High-school student Ethan Young on the Common Core



Ethan Young, a senior at Farragut High School in Knoxville, Tennessee, speaks to his local school board about the Common Core. An excerpt:

The task of learning is never quantifiable. If everything I learned in high school is a measurable objective, I haven’t learned anything. I’d like to repeat that. If everything I learned in high school is a measurable objective, I have not learned anything. Creativity, appreciation, inquisitiveness: these are impossible to scale. But they’re the purpose of education, why our teachers teach, why I choose to learn.
That Young is now the toast of the right-wing Internets is of no concern to me: his perspective here is one that I agree with.
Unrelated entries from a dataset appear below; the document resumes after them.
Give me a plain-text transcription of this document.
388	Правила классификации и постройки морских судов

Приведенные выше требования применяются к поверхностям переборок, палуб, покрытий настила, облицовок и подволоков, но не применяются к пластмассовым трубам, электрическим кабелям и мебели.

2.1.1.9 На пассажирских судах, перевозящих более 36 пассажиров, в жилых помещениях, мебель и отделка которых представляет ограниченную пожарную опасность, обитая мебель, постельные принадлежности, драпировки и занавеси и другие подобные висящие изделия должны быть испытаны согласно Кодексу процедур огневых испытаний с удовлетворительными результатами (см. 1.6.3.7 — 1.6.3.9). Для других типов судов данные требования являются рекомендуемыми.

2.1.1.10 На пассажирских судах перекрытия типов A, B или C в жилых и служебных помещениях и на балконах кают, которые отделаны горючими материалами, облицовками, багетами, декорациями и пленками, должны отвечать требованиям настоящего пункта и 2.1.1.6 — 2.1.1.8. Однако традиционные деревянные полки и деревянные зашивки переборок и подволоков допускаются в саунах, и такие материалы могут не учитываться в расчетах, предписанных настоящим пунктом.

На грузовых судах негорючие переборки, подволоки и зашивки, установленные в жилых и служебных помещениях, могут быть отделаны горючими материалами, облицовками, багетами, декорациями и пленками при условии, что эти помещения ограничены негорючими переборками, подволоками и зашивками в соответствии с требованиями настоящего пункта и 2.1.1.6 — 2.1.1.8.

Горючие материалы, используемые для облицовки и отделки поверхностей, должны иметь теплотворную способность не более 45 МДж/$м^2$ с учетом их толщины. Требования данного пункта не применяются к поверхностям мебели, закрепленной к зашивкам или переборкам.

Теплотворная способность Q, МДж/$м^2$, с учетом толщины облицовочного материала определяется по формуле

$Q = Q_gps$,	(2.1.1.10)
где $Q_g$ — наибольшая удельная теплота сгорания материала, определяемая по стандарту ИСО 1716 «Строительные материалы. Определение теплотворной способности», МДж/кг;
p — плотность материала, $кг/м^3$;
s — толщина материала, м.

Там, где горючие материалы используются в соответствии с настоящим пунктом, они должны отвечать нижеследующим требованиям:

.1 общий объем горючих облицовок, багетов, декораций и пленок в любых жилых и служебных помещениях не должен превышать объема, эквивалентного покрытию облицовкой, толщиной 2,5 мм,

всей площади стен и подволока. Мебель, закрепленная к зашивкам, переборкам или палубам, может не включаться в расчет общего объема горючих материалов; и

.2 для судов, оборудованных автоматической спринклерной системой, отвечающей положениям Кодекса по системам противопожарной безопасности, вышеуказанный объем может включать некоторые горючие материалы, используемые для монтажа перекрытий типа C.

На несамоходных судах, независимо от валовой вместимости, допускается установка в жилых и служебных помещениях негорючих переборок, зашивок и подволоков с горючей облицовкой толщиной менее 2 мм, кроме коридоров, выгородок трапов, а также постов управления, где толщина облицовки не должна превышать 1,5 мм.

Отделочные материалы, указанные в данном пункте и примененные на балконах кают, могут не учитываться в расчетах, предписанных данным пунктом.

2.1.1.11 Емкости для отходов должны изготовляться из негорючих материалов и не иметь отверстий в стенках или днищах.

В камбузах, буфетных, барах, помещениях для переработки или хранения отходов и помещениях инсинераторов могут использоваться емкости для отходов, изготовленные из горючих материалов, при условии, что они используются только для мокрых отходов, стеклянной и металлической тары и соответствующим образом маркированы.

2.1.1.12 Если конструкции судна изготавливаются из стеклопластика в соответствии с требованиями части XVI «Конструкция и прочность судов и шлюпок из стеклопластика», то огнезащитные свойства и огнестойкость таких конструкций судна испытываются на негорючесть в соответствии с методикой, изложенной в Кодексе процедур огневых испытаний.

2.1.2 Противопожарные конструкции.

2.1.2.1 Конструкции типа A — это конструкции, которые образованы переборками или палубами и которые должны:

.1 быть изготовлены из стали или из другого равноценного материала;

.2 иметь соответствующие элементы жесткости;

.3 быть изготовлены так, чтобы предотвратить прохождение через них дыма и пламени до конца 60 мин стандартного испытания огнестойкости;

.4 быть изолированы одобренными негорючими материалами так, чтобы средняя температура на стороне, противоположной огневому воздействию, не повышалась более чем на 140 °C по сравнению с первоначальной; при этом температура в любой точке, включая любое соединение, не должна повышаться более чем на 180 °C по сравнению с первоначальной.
I find the Obama adminstration’s efforts in education a great disappointment.

Related posts
Arne Duncan on Colbert
”Warnings from the Trenches”

comments: 2

alyRO said...

Great point of view! And while I do agree that children today are missing out on the freedom to be creative in the classrooms, I also believe that there HAS to be SOME form of standardized testing for schools. No, the emphasis should not be placed on the testing, but how do we know if our children are learning? I spent years in the gifted program, flying under the rader, doing "high level creative thinking" and yet I couldn't even write a decent essay, couldn't tell you what a subject and predicate was, and I wouldn't be surprised if any of my peers couldn't do basic algebra. So cheers to the creative thinkers...but what about the students who can't read past a third grade level? How can we identify the "problematic areas" if we're so "up in arms" over testing and standards? Truth is, the real world is made up of standards. You can't get into college without meeting the criteria (aka standard). You can't get certain jobs without meeting the requirements (aka standards). The real world is REAL and we need to prepare our children for it :)

Michael Leddy said...

Believe me, I know that. As I tell my students, the world beyond college is likely to be far less forgiving than any instructor. And I agree with you that the work of reading and writing instruction often leaves a lot to be desired. I think though that there are many ways to evaluate learning that are better than standardized tests.